Small hospitals with fewer than 150 beds are increasingly turning to clinical information systems (CIS) from vendors that have primarily served larger medical facilities, a shift that has a lot to do with meeting meaningful use marks.
That's the conclusion of a Nov. 3 report from the research group KLAS, which noted small hospitals historically have used vendors focused on the community hospital market.
Clinical information systems include information technology that is applied at the point of care, such as electronic medical records, clinical data repositories, decision support programs, and communication tools such as electronic messaging systems.
Now smaller hospitals are considering buying these systems from firms including Meditech, Cerner, McKesson Paragon, and Epic more often than from traditional community hospital-focused CIS vendors such as CPSI, Healthland, Healthcare Management Systems Inc., Keane, and Siemens (for its MedSeries4 system), according to the KLAS report.
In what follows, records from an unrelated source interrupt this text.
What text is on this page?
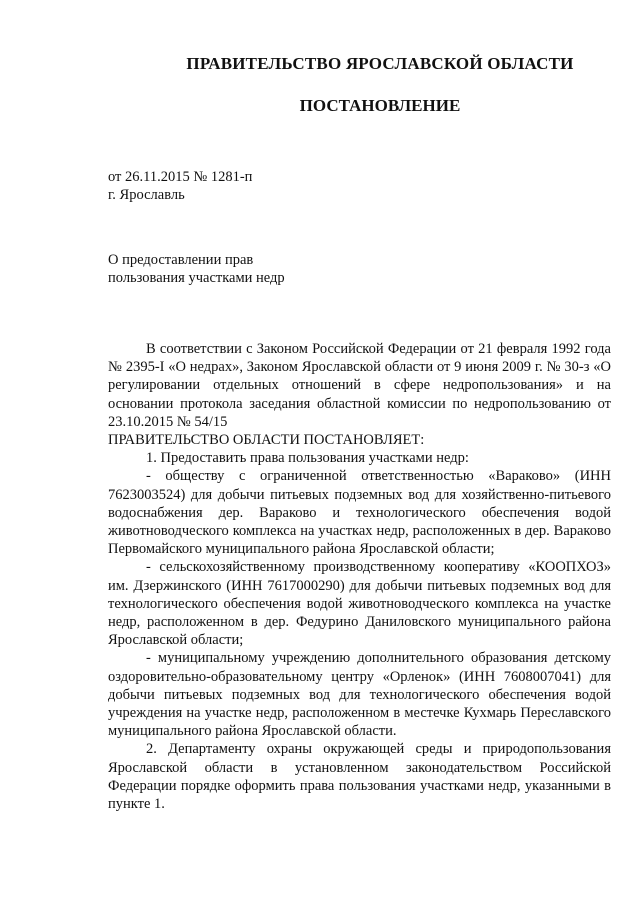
ПРАВИТЕЛЬСТВО ЯРОСЛАВСКОЙ ОБЛАСТИ
ПОСТАНОВЛЕНИЕ
от 26.11.2015 № 1281-п
г. Ярославль
О предоставлении прав
пользования участками недр

В соответствии с Законом Российской Федерации от 21 февраля 1992 года № 2395-I «О недрах», Законом Ярославской области от 9 июня 2009 г. № 30-з «О регулировании отдельных отношений в сфере недропользования» и на основании протокола заседания областной комиссии по недропользованию от 23.10.2015 № 54/15

ПРАВИТЕЛЬСТВО ОБЛАСТИ ПОСТАНОВЛЯЕТ:

1. Предоставить права пользования участками недр:

- обществу с ограниченной ответственностью «Вараково» (ИНН 7623003524) для добычи питьевых подземных вод для хозяйственно-питьевого водоснабжения дер. Вараково и технологического обеспечения водой животноводческого комплекса на участках недр, расположенных в дер. Вараково Первомайского муниципального района Ярославской области;

- сельскохозяйственному производственному кооперативу «КООПХОЗ» им. Дзержинского (ИНН 7617000290) для добычи питьевых подземных вод для технологического обеспечения водой животноводческого комплекса на участке недр, расположенном в дер. Федурино Даниловского муниципального района Ярославской области;

- муниципальному учреждению дополнительного образования детскому оздоровительно-образовательному центру «Орленок» (ИНН 7608007041) для добычи питьевых подземных вод для технологического обеспечения водой учреждения на участке недр, расположенном в местечке Кухмарь Переславского муниципального района Ярославской области.

2. Департаменту охраны окружающей среды и природопользования Ярославской области в установленном законодательством Российской Федерации порядке оформить права пользования участками недр, указанными в пункте 1.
"Most large hospitals have already chosen a CIS, so community hospitals represent the largest potential client pool for vendors," said Jason Hess, general manager of clinical research at KLAS and author of the new report.
And with meaningful use requirements approaching, "providers don't seem to be considering community vendors as much," he said.
Meditech is the most-considered vendor in community hospitals, but Cerner's hosted system is making inroads, and McKesson's Paragon is steadily gathering provider interest, according to the report. To a lesser extent, Epic's Mindshare is also growing in the community market.
The researchers found that Meditech is considered most often in small hospitals (1-150 beds), Cerner in mid-sized hospitals (151-300 beds), and Epic in large hospitals (over 300 beds). All three are receiving frequent consideration from hospitals of all sizes.